This week, his mother, Gladys, told the Daily Mail the family still doesn’t know the cause of death.
“He wasn’t hit on the head, no. We think he had a stroke, but we don’t know anything for sure,” Gladys Sicknick, 74, was quoted as saying. “We’d love to know what happened.”
House Speaker Nancy Pelosi, always one to bring gasoline to a fire, is adding to the confusion. Her choice to head a commission into the riot, Retired Army Lt. Gen. Russel Honoré, claimed Capitol Police and the House and Senate sergeants at arms were “complicit.”
He also blamed the Pentagon for not having troops on standby and the FBI for an intelligence failure, while saying “I think once this all gets uncovered, it was complicit actions by Capitol Police.”
Republicans blasted those remarks and say they should disqualify Honoré from leading a probe.
The blame game was on full display at Tuesday’s hearing before two Senate committees. Steven Sund, who resigned under pressure as head of the Capitol police after the riot, said Honoré’s remarks about him were wrong, but also said he did not get sufficient warning from the FBI.
“None of the intelligence we received predicted what actually occurred,” he said.

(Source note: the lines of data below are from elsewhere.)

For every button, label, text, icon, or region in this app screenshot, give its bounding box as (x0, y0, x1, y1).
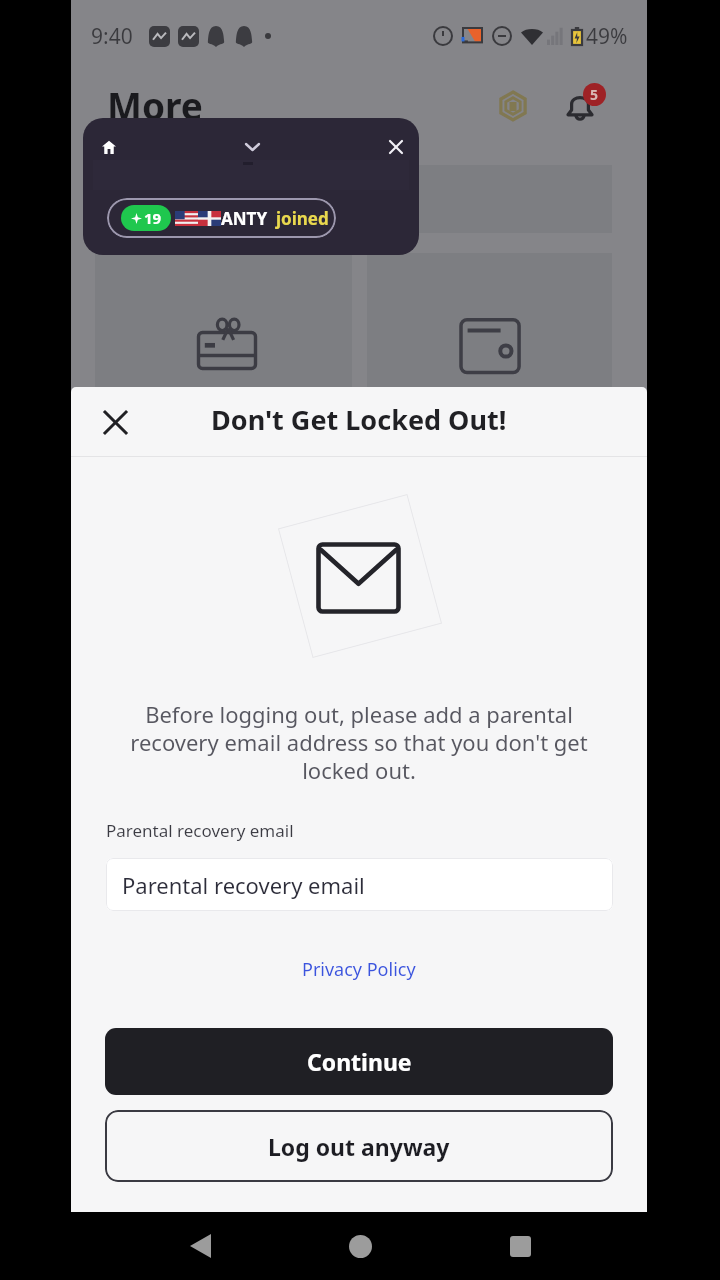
button[interactable]: Log out anyway (105, 1110, 613, 1182)
button[interactable]: Recent apps (492, 1218, 548, 1274)
staticText: Log out anyway (268, 1131, 450, 1162)
staticText: More (107, 80, 203, 130)
button[interactable]: Notifications (554, 81, 606, 133)
button[interactable]: Back (172, 1218, 228, 1274)
staticText: 19 (144, 208, 162, 228)
staticText: Don't Get Locked Out! (211, 401, 507, 438)
button[interactable]: Continue (105, 1028, 613, 1095)
staticText: Parental recovery email (122, 870, 365, 900)
staticText: joined (276, 207, 329, 230)
button[interactable]: Privacy Policy (302, 957, 416, 982)
button[interactable]: Rewards (487, 80, 539, 132)
staticText: 9:40 (91, 22, 133, 51)
staticText: Before logging out, please add a parenta… (117, 699, 601, 785)
staticText: 5 (590, 85, 599, 104)
button[interactable]: Dismiss (382, 133, 410, 161)
button[interactable]: Parental recovery email (106, 858, 613, 911)
staticText: Parental recovery email (106, 819, 294, 842)
button[interactable]: Home (83, 118, 419, 255)
staticText: 49% (586, 22, 628, 50)
staticText: Continue (307, 1046, 412, 1077)
button[interactable]: Collapse (238, 133, 266, 161)
staticText: ANTY (221, 207, 268, 230)
button[interactable]: Home (332, 1218, 388, 1274)
button[interactable]: Close (84, 391, 146, 453)
button[interactable]: Home (95, 133, 123, 161)
button[interactable]: 19 (107, 198, 336, 238)
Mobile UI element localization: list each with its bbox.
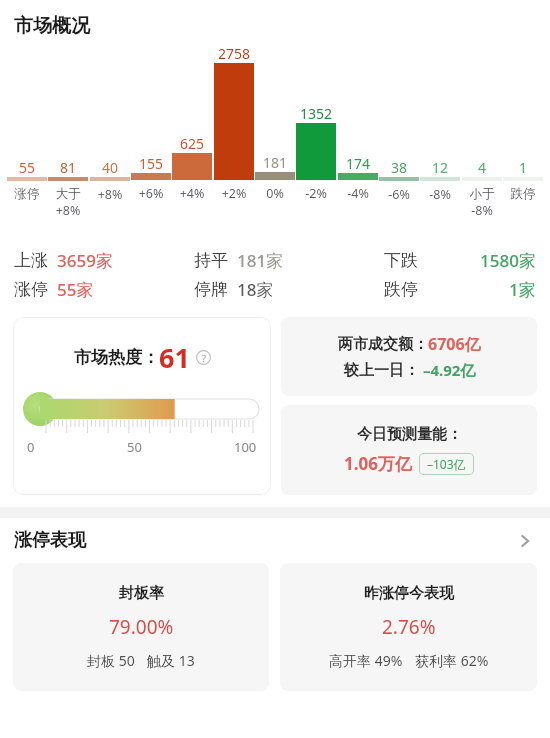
staticText: -4% bbox=[338, 185, 378, 202]
staticText: 181 bbox=[255, 153, 295, 172]
staticText: 大于 bbox=[48, 186, 88, 202]
staticText: 155 bbox=[131, 154, 171, 173]
staticText: +8% bbox=[48, 202, 88, 219]
staticText: 6706亿 bbox=[428, 333, 481, 355]
staticText: 38 bbox=[379, 158, 419, 177]
staticText: 100 bbox=[234, 438, 257, 456]
staticText: 1.06万亿 bbox=[344, 452, 412, 475]
staticText: 2758 bbox=[214, 44, 254, 63]
other: More bbox=[514, 530, 536, 552]
staticText: 625 bbox=[172, 134, 212, 153]
staticText: 封板 50 bbox=[87, 651, 135, 670]
staticText: -8% bbox=[420, 186, 460, 203]
staticText: 涨停 bbox=[7, 186, 47, 202]
staticText: 封板率 bbox=[119, 584, 164, 603]
staticText: 市场概况 bbox=[14, 14, 90, 38]
staticText: 81 bbox=[48, 158, 88, 177]
staticText: 1352 bbox=[296, 104, 336, 123]
staticText: 174 bbox=[338, 154, 378, 173]
staticText: 较上一日： bbox=[344, 361, 419, 380]
staticText: 40 bbox=[90, 158, 130, 177]
staticText: +8% bbox=[90, 186, 130, 203]
staticText: 涨停 bbox=[14, 279, 48, 300]
staticText: 1家 bbox=[509, 278, 536, 301]
staticText: 高开率 49% bbox=[329, 651, 403, 670]
staticText: 55 bbox=[7, 158, 47, 177]
staticText: 2.76% bbox=[382, 614, 436, 640]
staticText: 12 bbox=[420, 158, 460, 177]
staticText: 0% bbox=[255, 185, 295, 202]
staticText: 上涨 bbox=[14, 250, 48, 271]
staticText: 停牌 bbox=[194, 279, 228, 300]
button[interactable]: 两市成交额： bbox=[281, 317, 537, 396]
staticText: 下跌 bbox=[384, 250, 418, 271]
staticText: 跌停 bbox=[384, 279, 418, 300]
staticText: 3659家 bbox=[57, 249, 113, 272]
staticText: 79.00% bbox=[109, 614, 174, 640]
staticText: 18家 bbox=[237, 278, 274, 301]
staticText: 61 bbox=[159, 339, 190, 376]
staticText: 昨涨停今表现 bbox=[364, 584, 454, 603]
staticText: 市场热度： bbox=[74, 347, 159, 368]
staticText: -8% bbox=[462, 202, 502, 219]
staticText: -6% bbox=[379, 186, 419, 203]
staticText: –4.92亿 bbox=[419, 360, 476, 380]
staticText: 50 bbox=[127, 438, 142, 456]
button[interactable]: 涨停表现 bbox=[0, 518, 550, 563]
other: Info bbox=[196, 350, 211, 365]
button[interactable]: 今日预测量能： bbox=[281, 405, 537, 495]
staticText: 触及 13 bbox=[147, 651, 195, 670]
staticText: 1 bbox=[503, 158, 543, 177]
staticText: 今日预测量能： bbox=[357, 425, 462, 444]
staticText: 跌停 bbox=[503, 186, 543, 202]
staticText: 获利率 62% bbox=[415, 651, 489, 670]
staticText: 1580家 bbox=[480, 249, 536, 272]
button[interactable]: 昨涨停今表现 bbox=[280, 563, 537, 691]
staticText: 0 bbox=[27, 438, 35, 456]
staticText: 两市成交额： bbox=[338, 335, 428, 354]
staticText: +4% bbox=[172, 185, 212, 202]
staticText: ? bbox=[202, 352, 206, 364]
staticText: 持平 bbox=[194, 250, 228, 271]
staticText: 181家 bbox=[237, 249, 284, 272]
staticText: 涨停表现 bbox=[14, 529, 86, 552]
staticText: -2% bbox=[296, 185, 336, 202]
button[interactable]: 封板率 bbox=[13, 563, 269, 691]
staticText: 小于 bbox=[462, 186, 502, 202]
staticText: –103亿 bbox=[427, 456, 466, 472]
button[interactable]: 市场热度： bbox=[13, 317, 271, 495]
staticText: 55家 bbox=[57, 278, 94, 301]
staticText: +6% bbox=[131, 185, 171, 202]
staticText: 4 bbox=[462, 158, 502, 177]
staticText: +2% bbox=[214, 185, 254, 202]
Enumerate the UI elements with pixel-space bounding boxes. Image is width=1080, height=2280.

Two other former Capitol security officers and the acting head of the Washington, DC, police took turns pointing fingers at federal law enforcement and the Defense Department, citing information failures and halting decisions to call in National Guard reinforcements.
In short, the hearing, sluggish at best, resolved nothing and confirmed suspicions that Congress is not seriously interested in the facts. Most in the GOP want to forget the day and Dems want to keep it alive for their own aims.
Their goal is to get law enforcement and intelligence agencies to focus less on foreign terrorists and more on Americans, especially those from the far right. Indeed, it became obvious during the summer riots across the nation that Biden has no interest in left-wing violence, making the new focus decidedly one-sided.
A clear example of the bias came during the confirmation hearing of Merrick Garland, the next attorney general, who bizarrely tried to draw a legal distinction between nighttime attacks by Antifa on a federal courthouse in Portland, Ore., with the daytime riot at the Capitol, as if the time of day was an important distinction.
A look around Washington shows the result of that view. Six weeks after the riot, it still resembles a garrison city, with the National Guard, chain-link fences and barbed wire giving the appearance of a city under siege, even though there have been no further incidents.
Because of the unexplained security measures, I can’t shake the feeling that many on the left and in the media are disappointed that the event they call an insurrection was just a one-off. After all, unless there is serious violence and continuing efforts to destroy our democracy, they’re going to find it difficult to justify spying on Americans, trashing the First Amendment and crushing all political dissent.
Still, they clearly intend to try.
Hard Times for joe
New York Times headline: Biden Takes On Trump’s Migrant Policies and Confusion Reigns at the Border
When the Times makes Trump look good, Biden must really be screwing up.
HOME-STATE HYPOCRITES
Reader Marilyn Sherman feels ignored by New York officials, writing: “I have sent e-mails to Senators Schumer and Gillibrand about the nursing-home debacle and the loss of almost 15,000 of their constituents. No response except one acknowledgement from Gillibrand.
“Yet Schumer goes after the state of Texas, Ted Cruz and climate change. But when it comes to his own state and the failure of Cuomo, we get only crickets.”